I want to hear your ideas—especially if you've found creative ways to navigate the current system or if you live somewhere doing it better.

Drop your thoughts below. 👇

P.S. Some states and cities are experimenting with innovative approaches to healthcare access and prevention. The future isn't written yet—and that means we still get to shape it. What role will you play?

It’s time to heal America. Prevention through proper nutrition and channeling universal energy is the answer to our healthcare quandary. Ancient Eastern Medicine teaches us how turmeric, lemon, ginger, and raw honey boosts the immune system, or how the gut functions as the second brain, with intricate hormonal pathways centered around a thriving microbiome. Eastern practices have paved the way towards holistic health and is finally accepted by the West with functional medicine at its core, looking at the whole person, not just using prescription medications.
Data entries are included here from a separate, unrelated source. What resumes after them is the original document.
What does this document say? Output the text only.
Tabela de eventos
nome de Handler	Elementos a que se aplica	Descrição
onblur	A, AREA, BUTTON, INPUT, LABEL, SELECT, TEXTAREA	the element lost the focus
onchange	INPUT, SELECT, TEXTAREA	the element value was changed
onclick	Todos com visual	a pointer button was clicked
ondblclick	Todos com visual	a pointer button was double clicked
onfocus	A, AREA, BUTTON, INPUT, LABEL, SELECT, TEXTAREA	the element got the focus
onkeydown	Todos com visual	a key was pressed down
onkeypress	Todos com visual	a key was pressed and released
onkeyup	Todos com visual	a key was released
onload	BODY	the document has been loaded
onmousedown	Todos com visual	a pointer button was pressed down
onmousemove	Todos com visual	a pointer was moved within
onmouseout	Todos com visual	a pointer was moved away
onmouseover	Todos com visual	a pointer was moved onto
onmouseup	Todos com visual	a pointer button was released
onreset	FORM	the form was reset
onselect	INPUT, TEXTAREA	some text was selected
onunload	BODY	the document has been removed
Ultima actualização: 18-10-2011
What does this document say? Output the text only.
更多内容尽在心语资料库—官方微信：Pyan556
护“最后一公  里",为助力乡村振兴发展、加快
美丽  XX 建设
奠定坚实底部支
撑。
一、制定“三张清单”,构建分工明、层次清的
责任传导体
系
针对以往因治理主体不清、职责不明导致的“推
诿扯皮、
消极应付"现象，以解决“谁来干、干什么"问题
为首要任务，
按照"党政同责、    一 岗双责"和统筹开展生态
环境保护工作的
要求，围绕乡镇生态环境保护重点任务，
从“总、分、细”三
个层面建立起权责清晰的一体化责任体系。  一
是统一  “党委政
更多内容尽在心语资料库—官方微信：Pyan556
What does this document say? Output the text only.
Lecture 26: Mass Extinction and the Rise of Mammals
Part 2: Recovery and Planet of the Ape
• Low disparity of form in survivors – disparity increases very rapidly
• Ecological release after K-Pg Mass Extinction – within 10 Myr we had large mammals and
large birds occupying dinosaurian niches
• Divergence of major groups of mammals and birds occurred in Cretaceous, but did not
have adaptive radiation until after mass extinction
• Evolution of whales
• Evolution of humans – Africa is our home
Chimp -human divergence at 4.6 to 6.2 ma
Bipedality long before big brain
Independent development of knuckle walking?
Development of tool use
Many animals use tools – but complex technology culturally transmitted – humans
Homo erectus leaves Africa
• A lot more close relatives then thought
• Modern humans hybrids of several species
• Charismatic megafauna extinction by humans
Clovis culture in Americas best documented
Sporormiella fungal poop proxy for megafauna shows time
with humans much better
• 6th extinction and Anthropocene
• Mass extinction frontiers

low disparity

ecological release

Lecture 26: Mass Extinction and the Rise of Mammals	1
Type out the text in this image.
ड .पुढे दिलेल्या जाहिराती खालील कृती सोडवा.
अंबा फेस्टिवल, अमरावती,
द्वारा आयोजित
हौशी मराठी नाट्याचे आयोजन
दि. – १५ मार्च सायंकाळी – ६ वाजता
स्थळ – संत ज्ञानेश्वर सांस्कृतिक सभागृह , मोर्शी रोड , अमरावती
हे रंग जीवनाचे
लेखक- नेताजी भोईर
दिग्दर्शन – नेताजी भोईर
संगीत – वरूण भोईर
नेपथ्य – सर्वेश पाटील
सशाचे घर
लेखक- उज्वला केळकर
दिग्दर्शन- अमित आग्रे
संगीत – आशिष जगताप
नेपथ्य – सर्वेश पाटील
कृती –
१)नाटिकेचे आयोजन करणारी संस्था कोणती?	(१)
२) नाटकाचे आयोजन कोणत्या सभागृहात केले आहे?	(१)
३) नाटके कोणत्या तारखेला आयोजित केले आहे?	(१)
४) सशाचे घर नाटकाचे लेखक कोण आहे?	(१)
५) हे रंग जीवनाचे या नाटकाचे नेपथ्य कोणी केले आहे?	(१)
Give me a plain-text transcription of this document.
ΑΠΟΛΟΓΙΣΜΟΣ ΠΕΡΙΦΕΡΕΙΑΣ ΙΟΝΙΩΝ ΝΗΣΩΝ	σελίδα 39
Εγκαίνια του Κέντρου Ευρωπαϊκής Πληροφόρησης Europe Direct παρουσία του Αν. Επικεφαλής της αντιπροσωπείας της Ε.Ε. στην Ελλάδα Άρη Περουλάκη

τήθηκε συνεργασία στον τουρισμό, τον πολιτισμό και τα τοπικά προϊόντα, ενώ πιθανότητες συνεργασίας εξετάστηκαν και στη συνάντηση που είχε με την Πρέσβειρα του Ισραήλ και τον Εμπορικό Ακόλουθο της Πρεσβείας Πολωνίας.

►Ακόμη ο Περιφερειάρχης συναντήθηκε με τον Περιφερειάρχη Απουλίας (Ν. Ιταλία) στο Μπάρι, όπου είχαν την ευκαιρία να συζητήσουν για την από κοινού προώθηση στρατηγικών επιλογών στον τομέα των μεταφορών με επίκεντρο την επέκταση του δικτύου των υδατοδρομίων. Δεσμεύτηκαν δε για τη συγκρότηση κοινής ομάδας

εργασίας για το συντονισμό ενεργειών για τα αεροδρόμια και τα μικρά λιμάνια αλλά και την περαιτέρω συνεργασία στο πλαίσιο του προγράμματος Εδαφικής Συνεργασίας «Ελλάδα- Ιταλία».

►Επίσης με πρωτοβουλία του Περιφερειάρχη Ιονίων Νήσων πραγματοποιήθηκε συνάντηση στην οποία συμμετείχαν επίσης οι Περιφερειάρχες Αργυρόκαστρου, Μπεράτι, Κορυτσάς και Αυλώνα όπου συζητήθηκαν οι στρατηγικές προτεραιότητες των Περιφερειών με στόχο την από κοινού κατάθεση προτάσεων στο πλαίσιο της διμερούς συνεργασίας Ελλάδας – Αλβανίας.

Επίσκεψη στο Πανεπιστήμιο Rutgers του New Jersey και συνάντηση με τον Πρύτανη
Long before we had modern technologies, such as sophisticated MRI machines and blood testing capabilities, ancient healers were mapping the invisible—tracing energy through meridians and balancing yin and yang like master musicians tuning an instrument. Acupuncture, for example, was founded in China approximately 3,000 years ago, with the first documentation in the Yellow Emperor’s Classic of Internal Medicine, dating back to 100 BCE. It was then outlawed in China in 1822 and again in 1929, dismissed as superstition by those turning towards modern medicine. Like America, where Eastern practices only recently gained respect, acupuncture is now covered through insurance. Health isn’t something you buy; it’s something you cultivate, one meal, one breath, one conscious practice at a time.